Última alteração: 15-03-2018

Resumo


A cultura da physalis é atrativa tanto nutricional pelas suas propriedades nutracêuticas, quanto pelo preço praticado pelo quilograma de seus frutos. Estas caraterísticas despertam interesse de produtores rurais, porém existe uma carência de informações sobre a cultura. A alternativa para suprir esta deficiência é a adaptação de tecnologias e manejos utilizados na cultura do tomateiro. Entretanto certas tecnologias como aplicação de herbicidas podem ocasionar danos a physalis, além de riscos ambientais. O objetivo deste projeto foi verificar a seletividade de herbicidas pós-emergentes em Physalis peruviana. O experimento iniciou se em outubro de 2016 e teve seu término em abril de 2017. Primeiramente as sementes de physalis foram acondicionadas em papel germiteste e colocadas em B.O.D, permanecendo no local até a emissão da radícula. Em seguida as sementes germinadas foram transferidas para bandejas até atingirem o tamanho ideal para o transplante. As mudas foram transplantadas em canteiros a céu aberto. O delineamento utilizado foi de blocos ao acaso, com quatro repetições e 13 tratamentos. Os herbicidas aplicados foram: iodosulfuron-methyl, chlorimuron-ethyl, nicosulfuron, atrazine + simazine, bentazon, metribuzin, fomesafen, quizalofop-p-ethyl, clethodim, clodinafop-propargyl, fluazifop-p-butyl e quinclorac, além da testemunha. As variáveis avaliadas foram estatura (0, 7, 14 e 21 DAA), e produtividade.
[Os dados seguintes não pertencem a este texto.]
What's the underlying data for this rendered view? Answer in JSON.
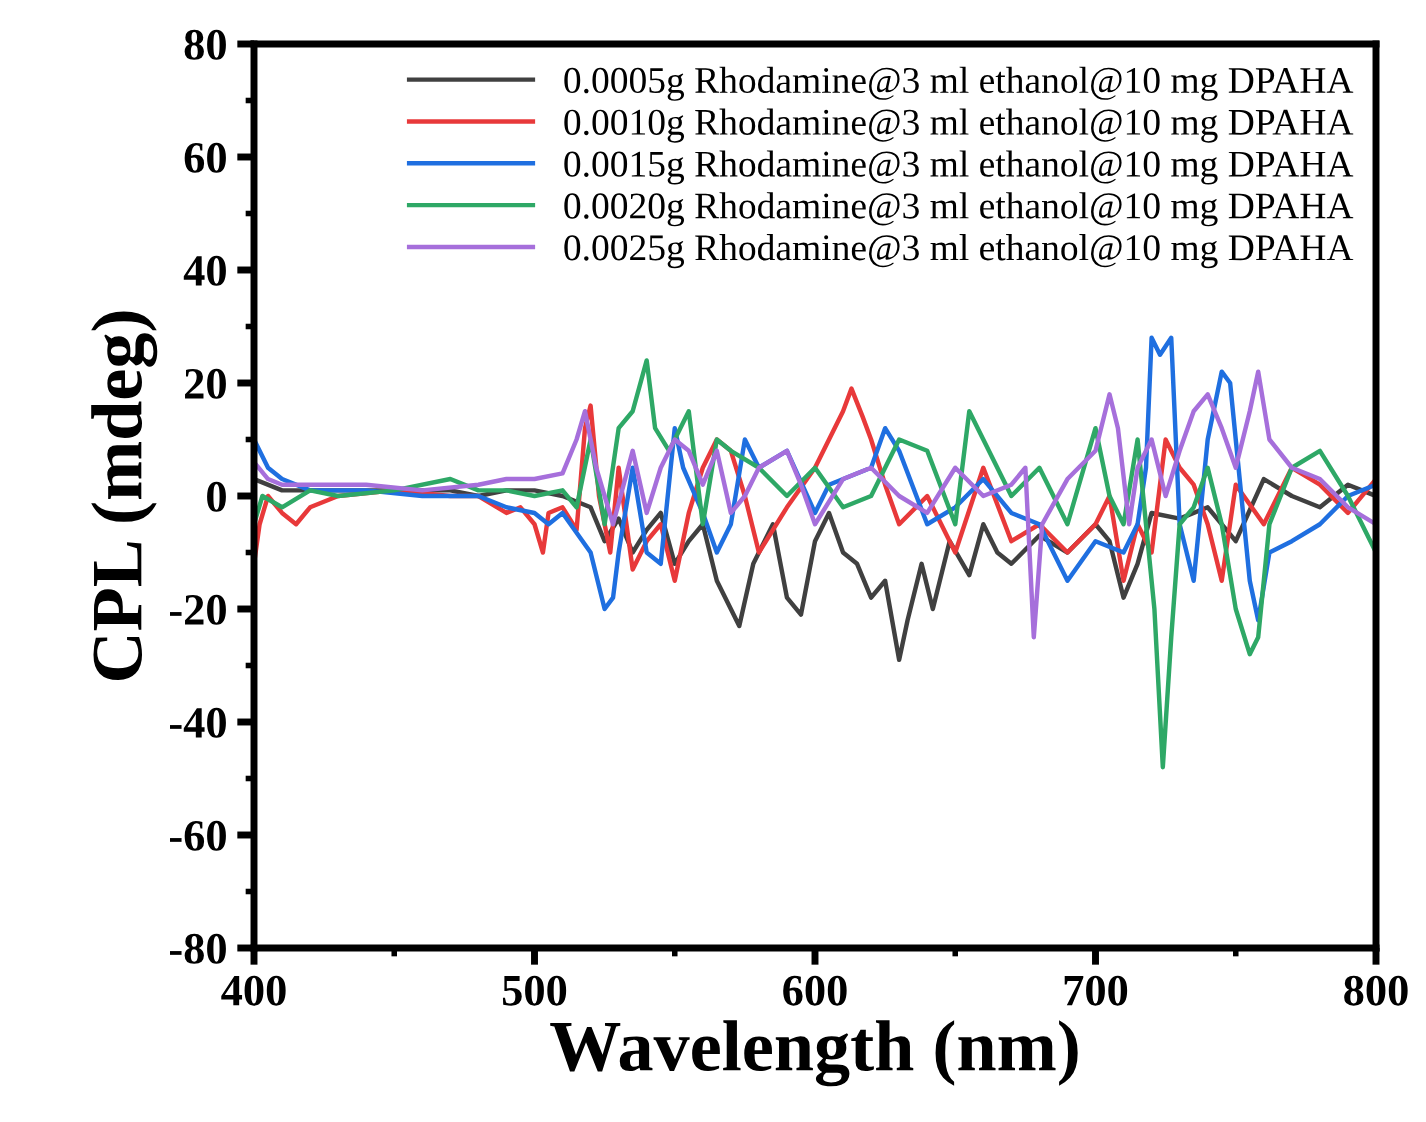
{
  "chart_data": {
    "type": "line",
    "xlabel": "Wavelength (nm)",
    "ylabel": "CPL (mdeg)",
    "xlim": [
      400,
      800
    ],
    "xticks": [
      400,
      500,
      600,
      700,
      800
    ],
    "ylim": [
      -80,
      80
    ],
    "yticks": [
      -80,
      -60,
      -40,
      -20,
      0,
      20,
      40,
      60,
      80
    ],
    "grid": false,
    "legend": "top right",
    "marker": "none",
    "line_style": "solid",
    "series": [
      {
        "name": "0.0005g Rhodamine@3 ml ethanol@10 mg DPAHA",
        "color": "#404040",
        "x": [
          400,
          410,
          420,
          430,
          440,
          450,
          460,
          470,
          480,
          490,
          500,
          510,
          520,
          525,
          530,
          535,
          540,
          545,
          550,
          555,
          560,
          565,
          570,
          573,
          578,
          585,
          590,
          595,
          600,
          605,
          610,
          615,
          620,
          625,
          630,
          633,
          638,
          642,
          648,
          655,
          660,
          665,
          670,
          680,
          690,
          700,
          705,
          710,
          715,
          720,
          730,
          740,
          750,
          760,
          770,
          780,
          790,
          800
        ],
        "values": [
          3,
          1,
          1,
          1,
          1,
          1,
          1,
          1,
          0,
          1,
          1,
          0,
          -2,
          -8,
          -4,
          -10,
          -6,
          -3,
          -12,
          -8,
          -5,
          -15,
          -20,
          -23,
          -12,
          -5,
          -18,
          -21,
          -8,
          -3,
          -10,
          -12,
          -18,
          -15,
          -29,
          -22,
          -12,
          -20,
          -8,
          -14,
          -5,
          -10,
          -12,
          -7,
          -10,
          -5,
          -8,
          -18,
          -12,
          -3,
          -4,
          -2,
          -8,
          3,
          0,
          -2,
          2,
          0
        ]
      },
      {
        "name": "0.0010g Rhodamine@3 ml ethanol@10 mg DPAHA",
        "color": "#e8393a",
        "x": [
          400,
          402,
          405,
          410,
          415,
          420,
          430,
          450,
          470,
          480,
          490,
          495,
          500,
          503,
          505,
          510,
          515,
          518,
          520,
          523,
          527,
          530,
          535,
          540,
          545,
          550,
          555,
          560,
          565,
          570,
          575,
          580,
          590,
          600,
          605,
          610,
          613,
          617,
          620,
          625,
          630,
          640,
          650,
          660,
          670,
          680,
          690,
          700,
          705,
          710,
          715,
          720,
          725,
          730,
          735,
          740,
          745,
          750,
          760,
          770,
          780,
          790,
          800
        ],
        "values": [
          -12,
          -5,
          0,
          -3,
          -5,
          -2,
          0,
          1,
          0,
          0,
          -3,
          -2,
          -5,
          -10,
          -3,
          -2,
          -6,
          12,
          16,
          0,
          -10,
          5,
          -13,
          -8,
          -5,
          -15,
          -3,
          5,
          10,
          8,
          0,
          -10,
          -2,
          5,
          10,
          15,
          19,
          14,
          10,
          2,
          -5,
          0,
          -10,
          5,
          -8,
          -5,
          -10,
          -5,
          0,
          -15,
          -5,
          -10,
          10,
          5,
          2,
          -5,
          -15,
          2,
          -5,
          5,
          2,
          -3,
          3
        ]
      },
      {
        "name": "0.0015g Rhodamine@3 ml ethanol@10 mg DPAHA",
        "color": "#1f6fe0",
        "x": [
          400,
          405,
          410,
          420,
          440,
          460,
          480,
          490,
          500,
          505,
          510,
          520,
          525,
          528,
          530,
          535,
          540,
          545,
          550,
          553,
          560,
          565,
          570,
          575,
          580,
          590,
          600,
          605,
          620,
          625,
          630,
          640,
          650,
          660,
          670,
          680,
          690,
          700,
          710,
          715,
          718,
          720,
          723,
          727,
          730,
          735,
          740,
          745,
          748,
          752,
          755,
          758,
          762,
          770,
          780,
          790,
          800
        ],
        "values": [
          10,
          5,
          3,
          1,
          1,
          0,
          0,
          -2,
          -3,
          -5,
          -3,
          -10,
          -20,
          -18,
          -10,
          5,
          -10,
          -12,
          12,
          5,
          -3,
          -10,
          -5,
          10,
          5,
          8,
          -3,
          2,
          5,
          12,
          8,
          -5,
          -2,
          3,
          -3,
          -5,
          -15,
          -8,
          -10,
          -5,
          5,
          28,
          25,
          28,
          -5,
          -15,
          10,
          22,
          20,
          0,
          -15,
          -22,
          -10,
          -8,
          -5,
          0,
          2
        ]
      },
      {
        "name": "0.0020g Rhodamine@3 ml ethanol@10 mg DPAHA",
        "color": "#2ea866",
        "x": [
          400,
          403,
          410,
          420,
          430,
          450,
          470,
          480,
          490,
          500,
          510,
          515,
          520,
          525,
          530,
          535,
          540,
          543,
          548,
          555,
          560,
          565,
          570,
          580,
          590,
          600,
          610,
          620,
          630,
          640,
          650,
          655,
          660,
          670,
          680,
          690,
          700,
          705,
          710,
          715,
          718,
          721,
          724,
          727,
          730,
          735,
          740,
          745,
          750,
          755,
          758,
          762,
          770,
          780,
          790,
          800
        ],
        "values": [
          -5,
          0,
          -2,
          1,
          0,
          1,
          3,
          1,
          1,
          0,
          1,
          -2,
          10,
          -5,
          12,
          15,
          24,
          12,
          8,
          15,
          -5,
          10,
          8,
          5,
          0,
          5,
          -2,
          0,
          10,
          8,
          -5,
          15,
          10,
          0,
          5,
          -5,
          12,
          0,
          -5,
          10,
          -5,
          -20,
          -48,
          -25,
          -5,
          -2,
          5,
          -5,
          -20,
          -28,
          -25,
          -5,
          5,
          8,
          0,
          -10
        ]
      },
      {
        "name": "0.0025g Rhodamine@3 ml ethanol@10 mg DPAHA",
        "color": "#a66fdb",
        "x": [
          400,
          405,
          410,
          430,
          440,
          460,
          480,
          490,
          500,
          510,
          515,
          518,
          522,
          528,
          535,
          540,
          545,
          550,
          555,
          560,
          565,
          570,
          575,
          580,
          590,
          595,
          600,
          610,
          620,
          630,
          640,
          650,
          660,
          670,
          675,
          678,
          681,
          690,
          700,
          705,
          708,
          712,
          715,
          720,
          725,
          730,
          735,
          740,
          745,
          750,
          755,
          758,
          762,
          770,
          780,
          790,
          800
        ],
        "values": [
          6,
          3,
          2,
          2,
          2,
          1,
          2,
          3,
          3,
          4,
          10,
          15,
          5,
          -5,
          8,
          -3,
          5,
          10,
          8,
          2,
          8,
          -3,
          0,
          5,
          8,
          2,
          -5,
          3,
          5,
          0,
          -3,
          5,
          0,
          2,
          5,
          -25,
          -5,
          3,
          8,
          18,
          12,
          -5,
          5,
          10,
          0,
          8,
          15,
          18,
          12,
          5,
          15,
          22,
          10,
          5,
          3,
          -2,
          -5
        ]
      }
    ]
  }
}
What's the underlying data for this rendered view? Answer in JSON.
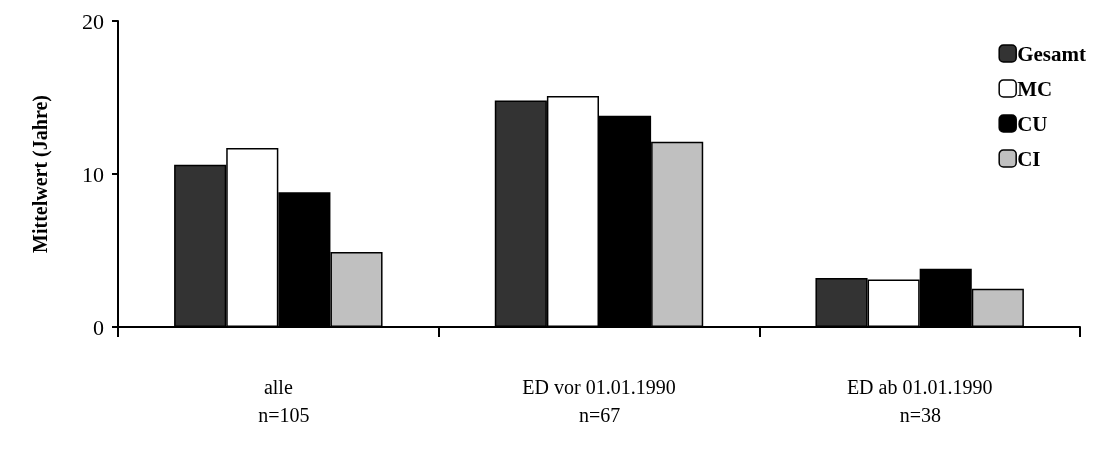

Após a coleta de dados, os mesmos foram submetidos analise estatística com o auxílio do software Assistat 7.7 e os gráficos confeccionados com o auxílio do software Sigmaplot 12.5. As menores estaturas observadas foram os tratamentos que continham fomesafen, chlorimuron, iodosulfuron e atrazine + simazine, esta diferença pode ser resultante da fitotoxicidade que estes herbicidas apresentaram para cultura. Estes mesmos herbicidas juntamente com o quinclorac e nicosulfuron apresentaram as menores produtividades. O tratamento com quinclorac não diferiu da testemunha, do metribuzin, do bentazon e dos tratamentos que continham ACCase em relação a estatura aos 21 DAA, entretanto nenhuma planta apresentou produtividade ao longo do período. As plantas tratadas com os herbicidas metribuzin, bentazon e do grupo químico dos ACCase resistiram positivamente, apresentando estatura de 0,83 à 0,92 metros e produtividade entre 0,090 à 0,177 quilogramas por planta. Entretanto há necessidade de verificar novamente o comportamento destes herbicidas.